Seit ein paar Tagen sitzt meine Freundin Nele auf meinem Sofa. Das ist schön, aber auch ein wenig gewöhnungsbedürftig, da wir derzeit meist zu dritt darauf sitzen und sie sich den Platz zwischen mir und dem Mann an meiner Seite reserviert hat. Es ist ok, dass es derzeit der Mann an ihrer und nicht meiner Seite ist, und er und ich an den nicht von ihr besetzten Flanken eine noch winterkalte Wand zum anlehnen haben. Nele ist kälter als uns und ein bisschen Wärme kann sie gut gebrauchen. Ihr Winter war hart und ich habe ihr versprochen, dass sie sich bis zum Frühling, ein wenig bei mir aufwärmen kann. Neles Winter beinhaltete eine zwischenmenschliche Eiszeit. Eine solch frostige Klimaperiode führt ab und an dazu, dass ein Paar, den Frühling nicht mehr gemeinsam erlebt. Oft ist ein Teil des früheren Paares erleichtert und der andere erst einmal in Schockstarre. Tiefgefroren sozusagen. Nele taut langsam auf. Oder, wie eine andere Freundin gestern Abend meinte, sie erreicht langsam wieder ihre Betriebstemperatur. Wenn dem so ist, dann müssen wir dringend über die Platzverteilung auf meinem Sofa sprechen.

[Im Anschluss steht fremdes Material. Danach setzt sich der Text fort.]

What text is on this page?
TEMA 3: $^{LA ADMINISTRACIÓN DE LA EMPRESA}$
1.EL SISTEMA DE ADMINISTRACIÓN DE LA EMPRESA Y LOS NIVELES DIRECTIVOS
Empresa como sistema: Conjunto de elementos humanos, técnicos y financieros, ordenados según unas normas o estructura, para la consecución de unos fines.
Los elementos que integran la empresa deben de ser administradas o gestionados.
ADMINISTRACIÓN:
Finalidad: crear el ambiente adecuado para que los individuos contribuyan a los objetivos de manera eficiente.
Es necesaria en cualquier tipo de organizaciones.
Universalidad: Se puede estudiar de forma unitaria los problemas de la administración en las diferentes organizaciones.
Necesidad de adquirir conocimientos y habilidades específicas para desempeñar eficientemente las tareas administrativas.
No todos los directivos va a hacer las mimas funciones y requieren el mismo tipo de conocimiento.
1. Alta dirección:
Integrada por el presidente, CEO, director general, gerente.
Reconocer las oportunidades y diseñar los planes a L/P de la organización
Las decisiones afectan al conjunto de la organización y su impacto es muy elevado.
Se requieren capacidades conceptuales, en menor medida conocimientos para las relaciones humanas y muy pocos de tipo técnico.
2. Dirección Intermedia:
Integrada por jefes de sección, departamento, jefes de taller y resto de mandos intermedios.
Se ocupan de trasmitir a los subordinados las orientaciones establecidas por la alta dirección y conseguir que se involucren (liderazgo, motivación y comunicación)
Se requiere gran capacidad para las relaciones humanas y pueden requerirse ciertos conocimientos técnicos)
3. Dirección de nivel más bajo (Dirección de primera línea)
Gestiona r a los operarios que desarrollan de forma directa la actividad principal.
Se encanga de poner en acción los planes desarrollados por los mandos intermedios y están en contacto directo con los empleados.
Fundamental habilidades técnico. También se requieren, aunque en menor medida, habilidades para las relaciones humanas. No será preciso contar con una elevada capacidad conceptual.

Es ist Frühling. Obwohl es mittlerweile wieder hell ist wenn ich nach Hause komme, merke ich den Frühling jenseits von Temperaturen und Sonnenauf- und untergänge. Die Balz hat wieder begonnen. C einer meiner liebsten Blogger, ist aus dem Winterschlaf erwacht und kümmert sich wieder um das Wesentliche. Dating. Auch in meinem Freundeskreis hat es begonnen. Nele hat ihre Betriebstemperatur wieder erreicht, was in  ihrem Fall bedeutet, dass sie wieder auf der Balz ist. Rutsch, sagte ich gestern Abend und schnappte mir den Platz in der Mitte des Sofas. Die Balz ist ein in unseren Genen verankerter Urinstinkt und bei Instinkten, gehe ich kein Risiko ein. Wikipedia erklärt nicht  umsonst, dass bei dauerhaft paarbildenden Arten der Begriff „Balz“ meist für Verhaltensweisen verwendet wird, die unmittelbar der Begattung vorausgehen. Nicht auf meinem Sofa und nicht mit meinem Mann. Da der Begriff der Balz in einem erweiterten Sinn auch für Verhaltensweisen gebraucht werden kann, die als Elemente zur Förderung des Paarzusammenhaltes gedeutet werden kann, gehört die Mitte des Sofas wieder mir. Um Nele muss ich mir keine Gedanken mehr machen. Sie läuft sich bereits wieder warm. Viele Tiere haben eine spezielle Balztracht, also einen Körperschmuck, der speziell zum Balzen eingesetzt wird, sagt Wikipedia und ich gebe ihm Recht. Nele trägt wieder Lippenstift. Molche verfärben sich in der Balz, meine Freundin lackiert sich die Nägel. Häufig balzen die Männchen einzeln vor dem paarungsbereiten Weibchen, hier bei mir, verlässt mein Freund seit gestern fluchtartig den Raum, wenn Nele ihn betritt. Bei Birk- und Beifußhuhn versammeln sich die Männchen zur Balz, der Mann an meiner Seite lädt sich zur Unterstützung einen Bekannten ein, als Nele zu lahnen beginnt. Wikipedia erklärt, dass unter lahnen sowohl das Futterbetteln von Jungvögeln als auch das ritualisierte Futterbetteln des paarungsbereiten Weibchens gegenüber dem Männchen verstanden wird. Nele klaut derzeit Weintrauben Käsestücke von fremden Tellern.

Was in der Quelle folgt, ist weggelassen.